Worst and Best Car Colors for Resale Value – Playing It Safe Costs You Big Time
When buying a brand-new vehicle, it’s quite easy to get wrapped up in optional extras, body styles, and powertrain options. However, choosing between the best and worst car colors available could seriously impact its resale value. That’s where a new study by iSeeCars comes into play. Oddly enough, the best colors for your wallet aren’t the dull ones.
Additionally, iSeeCars‘ study breaks down these best and worst shades by vehicle segment. As a result, before you pull the trigger on yet another white, black, or silver daily driver, your wallet might thank you for being adventurous.
Worst car colors for resale value
Let’s start with the worst car colors you should definitely avoid if resale value is important. The worst of all is gold. That’s because vehicles finished in this color depreciate on average 45.6 percent over the first three years. For context, the average depreciation rate between all of the colors in this iSeeCars study is 37.6 percent over the first three years.
Next up, we’ve got brown with 42.1 percent and purple with 41.2 percent. While these depreciation rates are still quite bad, it is worth noting that very few brand-new cars are finished in Brown or Purple.
One of the most interesting findings of this study covering car colors is where dull colors fall. If we take some of the most purchased colors such as white or black, they are still at the bottom of the list with higher than average depreciation rates at 38 and 38.4 percent respectively.
Silver doesn’t do much better, still suffering an average depreciation rate of 37.6 percent over the first three years.

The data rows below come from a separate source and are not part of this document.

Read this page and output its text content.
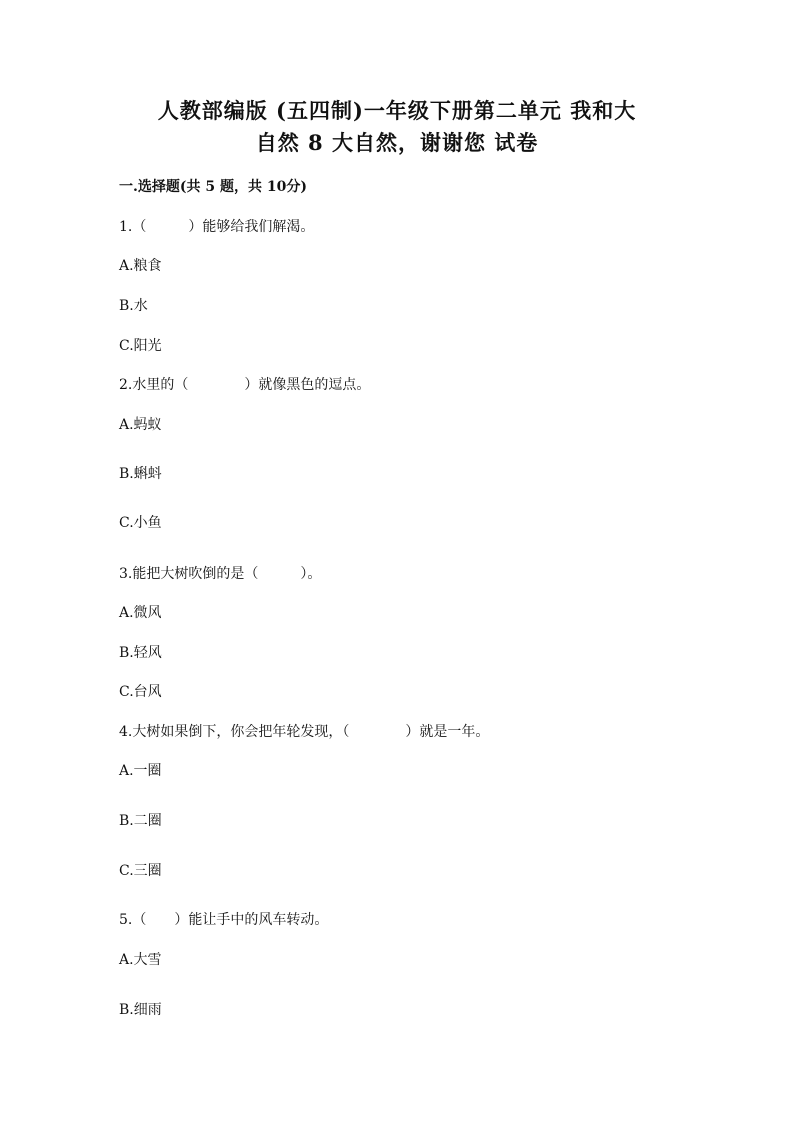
人教部编版 (五四制)一年级下册第二单元 我和大
自然 8 大自然，谢谢您 试卷

一.选择题(共 5 题，共 10分)

1.（　　　）能够给我们解渴。

A.粮食

B.水

C.阳光

2.水里的（　　　　）就像黑色的逗点。

A.蚂蚁

B.蝌蚪

C.小鱼

3.能把大树吹倒的是（　　　）。

A.微风

B.轻风

C.台风

4.大树如果倒下，你会把年轮发现，（　　　　）就是一年。

A.一圈

B.二圈

C.三圈

5.（　　）能让手中的风车转动。

A.大雪

B.细雨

Best car colors for resale value
If you want to get more of your money back when you inevitably sell or trade-in your next daily driver, you’ll want these car colors. At the top of this iSeeCars study, you’ll find one of the rarest colors around: yellow. That’s because the study indicates that this bright shade depreciates just 20.4 percent on average over the first three years. According to iSeeCars, buyers in the used market are willing to pay up to have this unique color.
Next up, you’ve got beige at 22.8 percent, orange at 27.1 percent, and green at 31.3 percent. While beige certainly isn’t the world’s most interesting color, the other colors at the top of this list tend to be some of the brightest.
iSeeCars found that buyers often pick colors they think the secondary market will like, not what it actually does. As a result, picking that safe and boring color for your car isn’t doing anyone any favors.
How about by vehicle segment?
As you might imagine, these car colors also vary greatly depending on what type of vehicle you’re buying. If you’re looking at an SUV, a coupe, or a sedan, you’ll want to stick to yellow since it beats the other colors by a considerable margin. Oddly enough, the best color for a minivan is blue.
If you’re looking at buying a brand-new drop-top for the summer, you’ll want to make sure it’s red, blue, or yellow. These bright shades depreciated significantly less than other dull colors. Lastly, if you’re looking at a pickup truck, the best color by a massive margin is beige. While this color might be a bit boring, it could save you loads of cash when it comes time to sell.